芸能

米津玄師の魅力を菊地成孔氏が分析「超欧米化の極例」

新作アルバムはミリオンヒット(公式HPより)

 シンガーソングライターの米津玄師(29)による2年9か月ぶり5枚目のアルバム『STRAY SHEEP』が国内外で大きな反響を巻き起こしている。CD不況と言われる今の時代に、なぜ彼は世界中のリスナーを虜にすることができたのだろうか。

 8月5日にリリースされた同アルバムは、初週のオリコン週間アルバムランキングで88万枚の売り上げを達成。同じくオリコンの週間デジタルアルバムランキングでは史上初となる初週10万ダウンロード超えを果たしている。さらにiTunesのリアルタイムランキングでは発売直後に日本を含む24か国・地域でランクイン。異例の大ヒットを記録していると言っていいだろう。

 TBS系のテレビドラマ『アンナチュラル』のテーマソングとして書き下ろされた「Lemon」や、子供から大人まで幅広い世代を魅了した「パプリカ」のセルフカバーなど、米津の人気を決定づけた代表曲が数多く収録されていることもヒットの要因であるには違いない。だが、アルバムにはライト層のリスナーだけでなく、コアな音楽ファンをも唸らせる仕掛けが随所に施されているのである。

 なかでも今回のアルバムの大きな特徴となっているのは、米津と同世代であり現代クラシック音楽の分野で活躍する作曲家・坂東祐大(29)が大半の楽曲で共同アレンジャーとして参加していることだ。これまで作編曲は米津自身が手がけることが多かったため、新たな挑戦に踏み出したと言える。

 また「馬と鹿」での緻密かつ壮大なストリングスのオーケストレーションをはじめ、坂東が主宰するアンサンブル集団Ensemble FOVEが参加していることも見逃せない。
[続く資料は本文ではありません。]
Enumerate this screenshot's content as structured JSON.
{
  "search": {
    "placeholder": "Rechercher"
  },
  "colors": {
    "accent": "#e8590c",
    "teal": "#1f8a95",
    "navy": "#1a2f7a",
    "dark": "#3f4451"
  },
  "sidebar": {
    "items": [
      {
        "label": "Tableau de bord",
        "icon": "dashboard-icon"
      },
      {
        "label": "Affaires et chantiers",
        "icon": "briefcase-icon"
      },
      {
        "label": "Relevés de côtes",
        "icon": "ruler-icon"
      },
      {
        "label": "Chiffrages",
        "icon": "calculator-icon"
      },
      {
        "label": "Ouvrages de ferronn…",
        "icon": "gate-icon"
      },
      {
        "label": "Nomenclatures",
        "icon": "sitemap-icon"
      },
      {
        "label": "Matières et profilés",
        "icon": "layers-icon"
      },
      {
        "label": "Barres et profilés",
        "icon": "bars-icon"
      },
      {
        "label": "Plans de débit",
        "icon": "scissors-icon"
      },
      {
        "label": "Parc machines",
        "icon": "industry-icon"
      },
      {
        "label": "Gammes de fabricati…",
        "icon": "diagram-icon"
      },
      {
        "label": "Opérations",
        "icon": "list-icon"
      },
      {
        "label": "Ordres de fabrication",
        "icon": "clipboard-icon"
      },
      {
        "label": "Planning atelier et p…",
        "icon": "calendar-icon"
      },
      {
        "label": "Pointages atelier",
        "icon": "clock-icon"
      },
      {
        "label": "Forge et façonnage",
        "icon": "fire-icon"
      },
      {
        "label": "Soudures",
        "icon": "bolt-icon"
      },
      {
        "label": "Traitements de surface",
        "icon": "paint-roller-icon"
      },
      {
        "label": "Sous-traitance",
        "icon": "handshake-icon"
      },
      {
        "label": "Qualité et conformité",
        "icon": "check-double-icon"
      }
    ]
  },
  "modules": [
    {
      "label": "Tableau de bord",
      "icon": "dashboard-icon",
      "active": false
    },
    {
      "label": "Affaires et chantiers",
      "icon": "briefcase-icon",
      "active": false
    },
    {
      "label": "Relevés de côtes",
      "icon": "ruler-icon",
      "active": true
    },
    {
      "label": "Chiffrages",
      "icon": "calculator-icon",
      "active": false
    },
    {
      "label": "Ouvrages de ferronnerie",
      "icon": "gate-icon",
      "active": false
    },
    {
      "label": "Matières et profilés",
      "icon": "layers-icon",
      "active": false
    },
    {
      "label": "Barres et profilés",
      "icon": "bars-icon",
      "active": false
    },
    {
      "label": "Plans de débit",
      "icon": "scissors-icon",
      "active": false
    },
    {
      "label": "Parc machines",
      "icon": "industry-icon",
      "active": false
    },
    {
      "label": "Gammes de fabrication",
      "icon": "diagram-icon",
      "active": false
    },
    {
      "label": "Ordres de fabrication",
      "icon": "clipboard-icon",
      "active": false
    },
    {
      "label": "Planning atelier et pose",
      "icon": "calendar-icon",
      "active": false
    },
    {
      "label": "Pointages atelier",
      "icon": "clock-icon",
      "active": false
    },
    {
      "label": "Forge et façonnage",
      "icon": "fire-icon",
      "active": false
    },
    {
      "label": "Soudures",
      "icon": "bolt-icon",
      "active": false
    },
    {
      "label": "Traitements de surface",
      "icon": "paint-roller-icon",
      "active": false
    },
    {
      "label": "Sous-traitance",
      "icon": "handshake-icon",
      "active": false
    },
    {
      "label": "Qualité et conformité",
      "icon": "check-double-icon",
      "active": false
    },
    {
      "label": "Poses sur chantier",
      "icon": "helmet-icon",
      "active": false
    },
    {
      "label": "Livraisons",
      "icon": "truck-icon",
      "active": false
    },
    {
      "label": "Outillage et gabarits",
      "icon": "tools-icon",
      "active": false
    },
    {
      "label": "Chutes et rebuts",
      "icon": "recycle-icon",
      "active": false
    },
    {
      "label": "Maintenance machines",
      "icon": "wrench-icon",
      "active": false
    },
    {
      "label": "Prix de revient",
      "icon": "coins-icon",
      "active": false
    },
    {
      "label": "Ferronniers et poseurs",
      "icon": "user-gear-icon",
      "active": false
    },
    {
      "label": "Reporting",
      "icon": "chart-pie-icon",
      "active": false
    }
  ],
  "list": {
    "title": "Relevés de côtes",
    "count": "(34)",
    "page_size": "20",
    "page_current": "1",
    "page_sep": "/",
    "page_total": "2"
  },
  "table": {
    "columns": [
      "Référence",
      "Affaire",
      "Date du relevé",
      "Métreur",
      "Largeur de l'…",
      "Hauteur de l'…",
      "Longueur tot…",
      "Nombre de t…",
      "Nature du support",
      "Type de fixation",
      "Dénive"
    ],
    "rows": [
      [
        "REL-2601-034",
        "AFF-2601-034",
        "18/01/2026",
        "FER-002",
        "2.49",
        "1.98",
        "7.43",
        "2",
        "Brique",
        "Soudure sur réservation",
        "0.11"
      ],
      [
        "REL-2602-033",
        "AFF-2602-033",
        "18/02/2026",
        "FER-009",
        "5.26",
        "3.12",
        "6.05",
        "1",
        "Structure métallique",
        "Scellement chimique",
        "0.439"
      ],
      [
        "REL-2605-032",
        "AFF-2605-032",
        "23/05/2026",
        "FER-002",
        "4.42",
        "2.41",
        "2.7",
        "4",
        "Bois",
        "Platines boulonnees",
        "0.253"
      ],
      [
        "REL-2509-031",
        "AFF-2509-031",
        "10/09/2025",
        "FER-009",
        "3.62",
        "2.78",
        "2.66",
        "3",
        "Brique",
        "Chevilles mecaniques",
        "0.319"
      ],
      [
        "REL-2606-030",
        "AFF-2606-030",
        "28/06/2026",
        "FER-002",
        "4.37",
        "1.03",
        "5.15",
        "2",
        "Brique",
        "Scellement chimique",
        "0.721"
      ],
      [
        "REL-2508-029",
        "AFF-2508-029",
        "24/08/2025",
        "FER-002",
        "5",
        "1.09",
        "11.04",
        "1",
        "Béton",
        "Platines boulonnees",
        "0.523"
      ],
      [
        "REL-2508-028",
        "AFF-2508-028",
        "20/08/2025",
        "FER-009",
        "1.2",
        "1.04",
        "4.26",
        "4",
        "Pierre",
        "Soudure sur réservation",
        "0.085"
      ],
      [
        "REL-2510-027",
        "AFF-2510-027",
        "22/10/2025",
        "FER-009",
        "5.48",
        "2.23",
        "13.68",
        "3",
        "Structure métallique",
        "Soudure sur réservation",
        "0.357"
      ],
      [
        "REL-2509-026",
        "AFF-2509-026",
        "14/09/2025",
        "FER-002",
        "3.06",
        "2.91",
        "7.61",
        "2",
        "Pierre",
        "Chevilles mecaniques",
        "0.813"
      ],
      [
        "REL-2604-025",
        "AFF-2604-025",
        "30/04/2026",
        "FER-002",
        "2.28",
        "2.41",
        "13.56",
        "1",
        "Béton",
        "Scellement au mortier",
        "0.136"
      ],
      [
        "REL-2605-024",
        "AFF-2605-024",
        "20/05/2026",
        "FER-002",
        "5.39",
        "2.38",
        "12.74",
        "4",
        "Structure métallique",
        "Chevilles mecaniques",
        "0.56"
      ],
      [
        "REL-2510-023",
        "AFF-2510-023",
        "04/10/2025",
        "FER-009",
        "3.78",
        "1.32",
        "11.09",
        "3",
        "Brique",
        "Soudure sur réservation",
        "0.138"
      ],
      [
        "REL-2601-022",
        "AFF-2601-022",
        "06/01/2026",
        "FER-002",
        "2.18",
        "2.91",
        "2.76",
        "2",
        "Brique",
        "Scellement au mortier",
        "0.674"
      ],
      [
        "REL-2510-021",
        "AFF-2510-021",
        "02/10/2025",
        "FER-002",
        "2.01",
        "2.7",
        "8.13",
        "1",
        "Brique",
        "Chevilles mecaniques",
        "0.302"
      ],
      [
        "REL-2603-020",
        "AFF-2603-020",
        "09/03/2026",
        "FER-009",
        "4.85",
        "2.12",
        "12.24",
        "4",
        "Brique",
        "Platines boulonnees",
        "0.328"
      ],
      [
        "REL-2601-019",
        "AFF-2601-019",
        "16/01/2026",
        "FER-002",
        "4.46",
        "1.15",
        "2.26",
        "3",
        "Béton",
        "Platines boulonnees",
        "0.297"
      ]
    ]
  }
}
ボーカルにデジタルクワイアと言われるエフェクト(音響効果)を施した幻想的な響きから幕をあける「海の幽霊」でも、ストリングスがポスト・クラシカルなサウンドを生み出すことに貢献している(*注)。

【*注:ポスト・クラシカル/近年、世界中で注目を集める音楽ジャンルの一つ。大まかには、伝統的なクラシック音楽に電子楽器などを取り入れる演奏形態や楽曲などを指す】

 さらに米津にとって初の試みでもあるホーンセクションを導入した「感電」では、楽曲の後半で気鋭のジャズ・ドラマーの石若駿(28)によるテクニカルでフリーな演奏が披露されるなど、クラシックだけでなくジャズに通じる楽曲も収録されている。「迷える羊」で繰り返されるピアノ・フレーズも、現代的なジャズの香りを漂わせている。